A toilet will leak due to one of a few potential causes. Improper seating of the toilet will cause the seal between the opening in the bottom of the toilet and the drain pipe to be breached, leaking water every time you flush. If the toilet is seated properly, the seal should hold up for years without incident. When placing the toilet on any surface, you must take care to not crack the porcelain. A crack in the opening in the bottom of the toilet, called the horn, or in the curving drain line, called the trap, will also lead to leaks.


Even with leaks that have resulted in widespread rotting, you can repair the damage once you have determine the cause. With minimal rot around a toilet, you can slide a flange support bracket under the flange, which will give a stable surface for the toilet and keep the flange secured tightly down, preventing future leaks. For leaks that have softened the floor more than 2 or 3 inches from the toilet, you must remove the rotting wood and replace it, relay the floor and then reseat the toilet.

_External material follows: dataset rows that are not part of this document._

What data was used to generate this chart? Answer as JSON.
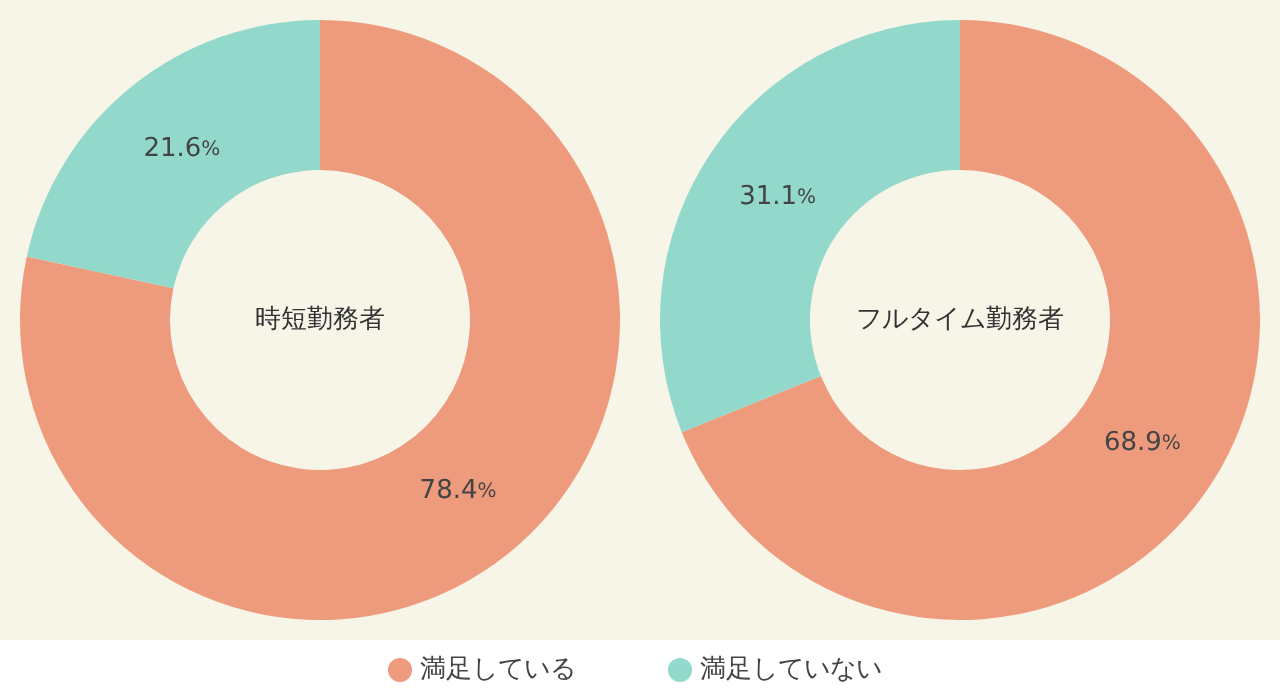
{
  "chart_data": [
    {
      "type": "donut",
      "title": "時短勤務者",
      "categories": [
        "満足している",
        "満足していない"
      ],
      "values": [
        78.4,
        21.6
      ],
      "colors": [
        "#ee9b7d",
        "#92d9cb"
      ],
      "value_labels": [
        "78.4%",
        "21.6%"
      ],
      "legend": "bottom"
    },
    {
      "type": "donut",
      "title": "フルタイム勤務者",
      "categories": [
        null,
        null
      ],
      "values": [
        68.9,
        31.1
      ],
      "colors": [
        "#ee9b7d",
        "#92d9cb"
      ],
      "value_labels": [
        "68.9%",
        "31.1%"
      ]
    }
  ]
}
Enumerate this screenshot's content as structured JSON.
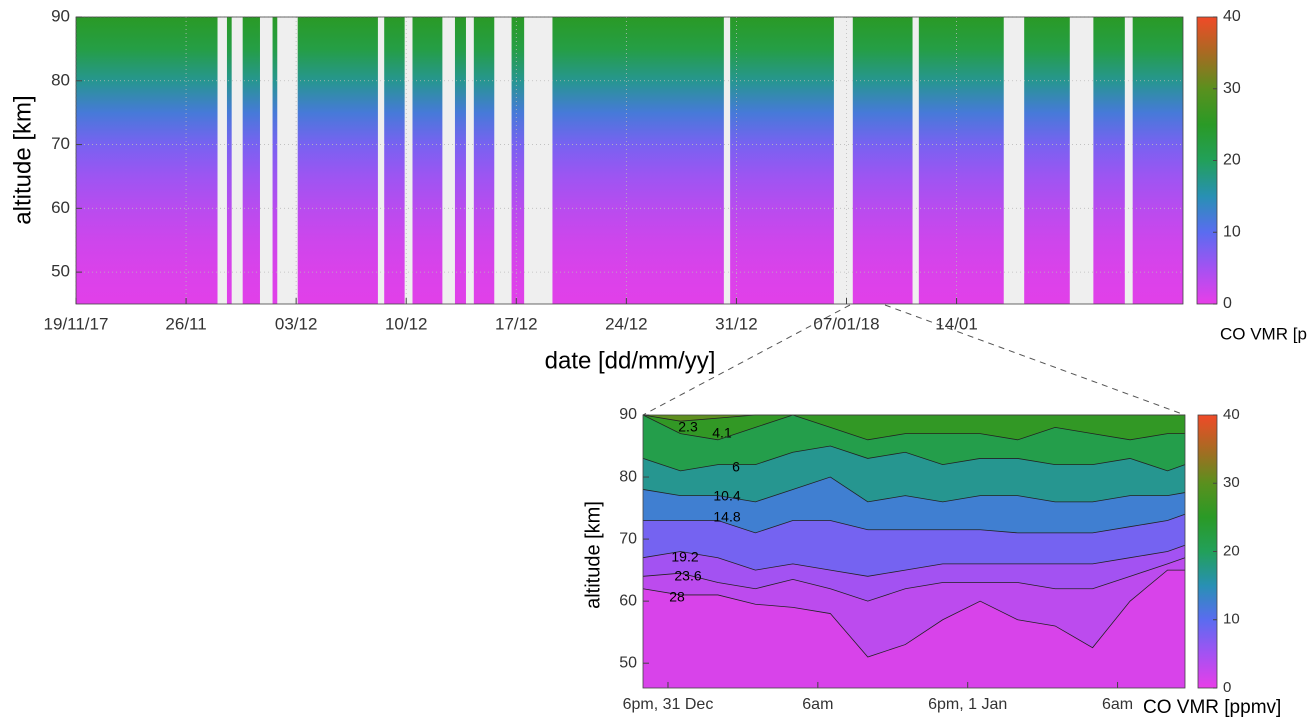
{
  "chart_data": [
    {
      "type": "contour",
      "xlabel": "date [dd/mm/yy]",
      "ylabel": "altitude [km]",
      "colorbar_label": "CO VMR [ppmv]",
      "xlim": [
        0,
        70.4
      ],
      "xticks": [
        {
          "value": 0,
          "label": "19/11/17"
        },
        {
          "value": 7,
          "label": "26/11"
        },
        {
          "value": 14,
          "label": "03/12"
        },
        {
          "value": 21,
          "label": "10/12"
        },
        {
          "value": 28,
          "label": "17/12"
        },
        {
          "value": 35,
          "label": "24/12"
        },
        {
          "value": 42,
          "label": "31/12"
        },
        {
          "value": 49,
          "label": "07/01/18"
        },
        {
          "value": 56,
          "label": "14/01"
        }
      ],
      "ylim": [
        45,
        90
      ],
      "yticks": [
        50,
        60,
        70,
        80,
        90
      ],
      "clim": [
        0,
        40
      ],
      "cticks": [
        0,
        10,
        20,
        30,
        40
      ],
      "colormap": [
        "#e83ee8",
        "#a452f2",
        "#5a6cf0",
        "#2890b4",
        "#22a05a",
        "#2a9a26",
        "#5a901e",
        "#a86a22",
        "#f04a28"
      ],
      "grid": true,
      "profile": {
        "altitude": [
          45,
          50,
          55,
          60,
          65,
          70,
          75,
          80,
          85,
          90
        ],
        "vmr": [
          0.5,
          1,
          2,
          3.5,
          5.5,
          8,
          12,
          17,
          22,
          25
        ]
      },
      "gaps": [
        [
          9.0,
          9.6
        ],
        [
          9.9,
          10.6
        ],
        [
          11.7,
          12.5
        ],
        [
          12.8,
          14.1
        ],
        [
          19.2,
          19.6
        ],
        [
          20.9,
          21.4
        ],
        [
          23.3,
          24.1
        ],
        [
          24.8,
          25.3
        ],
        [
          26.6,
          27.7
        ],
        [
          28.5,
          30.3
        ],
        [
          41.2,
          41.6
        ],
        [
          48.2,
          49.4
        ],
        [
          53.2,
          53.6
        ],
        [
          59.0,
          60.3
        ],
        [
          63.2,
          64.7
        ],
        [
          66.7,
          67.2
        ]
      ]
    },
    {
      "type": "contour",
      "ylabel": "altitude [km]",
      "colorbar_label": "CO VMR [ppmv]",
      "xlim": [
        -2,
        41.4
      ],
      "xticks": [
        {
          "value": 0,
          "label": "6pm, 31 Dec"
        },
        {
          "value": 12,
          "label": "6am"
        },
        {
          "value": 24,
          "label": "6pm, 1 Jan"
        },
        {
          "value": 36,
          "label": "6am"
        }
      ],
      "ylim": [
        46,
        90
      ],
      "yticks": [
        50,
        60,
        70,
        80,
        90
      ],
      "clim": [
        0,
        40
      ],
      "cticks": [
        0,
        10,
        20,
        30,
        40
      ],
      "colormap": [
        "#e83ee8",
        "#a452f2",
        "#5a6cf0",
        "#2890b4",
        "#22a05a",
        "#2a9a26",
        "#5a901e",
        "#a86a22",
        "#f04a28"
      ],
      "x": [
        -2,
        1,
        4,
        7,
        10,
        13,
        16,
        19,
        22,
        25,
        28,
        31,
        34,
        37,
        40,
        41.4
      ],
      "contours": [
        {
          "level": 2.3,
          "altitude": [
            62,
            61,
            61,
            59.5,
            59,
            58,
            51,
            53,
            57,
            60,
            57,
            56,
            52.5,
            60,
            65,
            65
          ]
        },
        {
          "level": 4.1,
          "altitude": [
            64,
            64.5,
            63,
            62,
            63.5,
            62,
            60,
            62,
            63,
            63,
            63,
            62,
            62,
            64,
            66,
            67
          ]
        },
        {
          "level": 6,
          "altitude": [
            67,
            68,
            67,
            65,
            66,
            65,
            64,
            65,
            66,
            66,
            66,
            66,
            66,
            67,
            68,
            69
          ]
        },
        {
          "level": 10.4,
          "altitude": [
            73,
            73,
            73,
            71,
            73,
            73,
            71.5,
            71.5,
            71.5,
            71.5,
            71,
            71,
            71,
            72,
            73,
            74
          ]
        },
        {
          "level": 14.8,
          "altitude": [
            78,
            77,
            77,
            76,
            78,
            80,
            76,
            77,
            76,
            77,
            77,
            76,
            76,
            77,
            77,
            77.5
          ]
        },
        {
          "level": 19.2,
          "altitude": [
            83,
            81,
            82,
            82,
            84,
            85,
            83,
            84,
            82,
            83,
            83,
            82,
            82,
            83,
            81,
            82
          ]
        },
        {
          "level": 23.6,
          "altitude": [
            90,
            87,
            86,
            88,
            90,
            88,
            86,
            87,
            87,
            87,
            86,
            88,
            87,
            86,
            87,
            87
          ]
        },
        {
          "level": 28,
          "altitude": [
            90,
            89,
            89.5,
            90,
            90,
            90,
            90,
            90,
            90,
            90,
            90,
            90,
            90,
            90,
            90,
            90
          ]
        }
      ]
    }
  ]
}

Seating a toilet correctly will prevent future water leaks. When you anchor the flange to the bathroom floor, the screw heads need to be flush with the top of the flange and the flange cannot shift on the floor in any direction. The wax ring needs to rest with the flat side touching the flange, while the rounded side touches the bottom of the toilet around the horn. Once you place the toilet over the wax seal and flange and thread the closet bolts through the openings in the toilet's base, you must compress the wax ring by pushing on the toilet until the bottom of the toilet touches the bathroom's finished floor. The nuts need to be tightened on the closet bolts until you feel resistance, preventing overtightening while not allowing the toilet to rock.